The researchers believe Arctic cod are sensitive to noise because they are preyed upon by beluga and ringed seals, and being able to detect sound likely helps them survive. “Probably these ship noises were perceived as a threat or danger to them, and they wanted to move away from them,” Fisk said. In addition, he said, background noise very likely impedes their ability to avoid their marine predators.

Arctic cod are one of the only forage fish in the region, so understanding their role in the ecosystem — and how it may be changing — is important, Fisk said. “They’re a conduit for energy and fat up to the sea birds and mammals and larger fish,” he said, and those animals’ “movements and behavior are keyed around trying to find Arctic cod and feeding on Arctic cod.” Other Arctic fish species also altered their behavior when ships were present, Fisk said.

This disruption, the researchers warned, has the potential to affect entire ecosystems — including the cod-dependent birds, whales and marine mammals upon which Arctic Indigenous communities depend for subsistence.

Fisk recalled a time when he was able to follow one of the gigantic schools of Arctic cod that stretched for miles.

“It looks like a big black oil slick of fish,” he said. He could see beluga and seals following and feeding on the masses of fish, while seabirds wheeled overhead. “When you impact Arctic cod, we know that it impacts the health of the animals that depend on it,” he said — and, in turn, those who depend upon those animals.

“Inuit food security may be affected if increasing ship traffic also disturbs Arctic cod near Inuit communities, contributing to exacerbation of an already existing food security issue,” said Silviya Ivanova, lead author of the study.

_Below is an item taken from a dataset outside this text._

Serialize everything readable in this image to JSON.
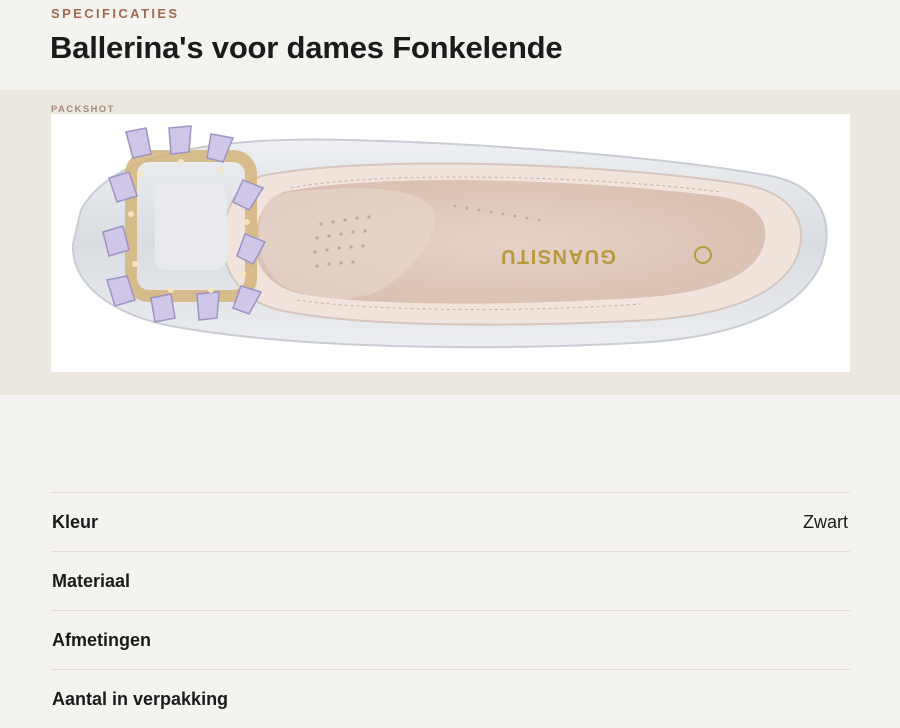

Fisk calls the potential change in Arctic fish behavior a “threat” to Inuit well-being, and the report highlights the broad implications “for all Arctic indigenous peoples’ subsistence and long‐term cultural traditions.”

The effects of shipping noise upon fish behavior has been documented in other parts of the world, particularly as ship traffic around the globe has quadrupled in the past three decades.

In the past, the Arctic was largely immune to such changes, since sea ice made it difficult to navigate northern waters. But Arctic shipping, including cruise‐ship traffic, doubled in the past two decades, the researchers point out — a “dramatic” increase brought about by the continued loss of sea ice. Now, marine species are exposed to more noise — and different types of noise — than they’ve been accustomed to in the past.

“It’s kind of virgin territory — a lot of those areas, ships couldn’t get into because of sea ice,” Fisk said. “These animals are very naive to the impact of what the ship noises are going to do.”

Such rapid changes will have “a very significant impact” on the food webs and the health of those who depend upon them, Fisk said. “Those food webs are breaking down and changing.”